Having set aside the conviction and sentence, the court did not order a retrial for the now 60-year-old man whose health is said to be failing, to include his eyesight.

The justices of appeal – Kelvin Baptiste, Mario Michel and Paul Webster – said the High Court trial judge erred in not giving certain directions to the jury.

These direction related to the medical evidence which showed the injuries did not match the timelines given for when the incident occurred.

The examination was done weeks after the alleged attacks were reported, yet the injuries were fresh and, according to the examiner, they appeared to be about three days old.

A jury had found Herbert guilty in October 2014 of two counts of unlawful sexual intercourse with the child and one count of serious indecency on her.

At trial, the court had heard that the incidents occurred in December 2010 at his home in Skerritt’s Pasture.

The victim had testified that she and her younger sister visited Herbert’s home frequently to fetch water, as they had no running water at home where they lived with their mother.

Herbert was well known to the victim’s family as he helped provide for the household.

On December 12th 2010 when the child went to the house without her younger sibling, the then 51-year-old man allegedly had sexual intercourse with her and further committed the act of serious indecency on her.

A few days after the first incident, the girl was again sent to the house for water and the middle-aged man allegedly had sex with her a second time.

The child told the court that she reported the matter to her mother who did nothing.

A few weeks later when school reopened she told

the school counsellor.
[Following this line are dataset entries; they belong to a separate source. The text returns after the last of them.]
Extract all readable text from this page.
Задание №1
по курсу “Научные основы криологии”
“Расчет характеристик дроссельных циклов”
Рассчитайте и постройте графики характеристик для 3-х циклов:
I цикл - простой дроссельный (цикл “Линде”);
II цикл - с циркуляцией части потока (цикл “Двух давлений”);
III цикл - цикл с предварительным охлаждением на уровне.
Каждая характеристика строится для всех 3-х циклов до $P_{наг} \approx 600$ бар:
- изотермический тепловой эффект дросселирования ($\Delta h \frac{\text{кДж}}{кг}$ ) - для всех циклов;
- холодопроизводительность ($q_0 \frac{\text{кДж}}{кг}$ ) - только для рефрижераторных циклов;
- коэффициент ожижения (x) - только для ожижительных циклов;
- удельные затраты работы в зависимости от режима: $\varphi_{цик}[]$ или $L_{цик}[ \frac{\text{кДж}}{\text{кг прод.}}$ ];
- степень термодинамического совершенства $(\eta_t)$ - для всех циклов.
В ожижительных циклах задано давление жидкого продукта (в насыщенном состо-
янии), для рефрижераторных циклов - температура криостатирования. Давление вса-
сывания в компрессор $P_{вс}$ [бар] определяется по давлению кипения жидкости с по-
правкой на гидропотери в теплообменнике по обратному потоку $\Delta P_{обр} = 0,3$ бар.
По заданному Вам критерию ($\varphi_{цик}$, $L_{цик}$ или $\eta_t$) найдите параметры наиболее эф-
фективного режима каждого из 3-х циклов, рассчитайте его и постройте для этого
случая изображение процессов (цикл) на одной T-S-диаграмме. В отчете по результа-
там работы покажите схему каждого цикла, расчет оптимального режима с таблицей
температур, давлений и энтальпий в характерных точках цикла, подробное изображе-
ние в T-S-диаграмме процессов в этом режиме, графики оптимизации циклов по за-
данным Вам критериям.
The police were informed and a medical examination was done which showed the girl’s hymen was no longer intact.

But the bruises found were fresh and not healed as they would have been if the incident had happened when she said it did.

Herbert was later charged.

The child’s mother also testified at trial and when asked by Crown Counsel Shannon Jones-Gittens why she did not go to the police, she said she did not know.

The convicted man, represented then by attorney Michael Archibald, denied committing the acts.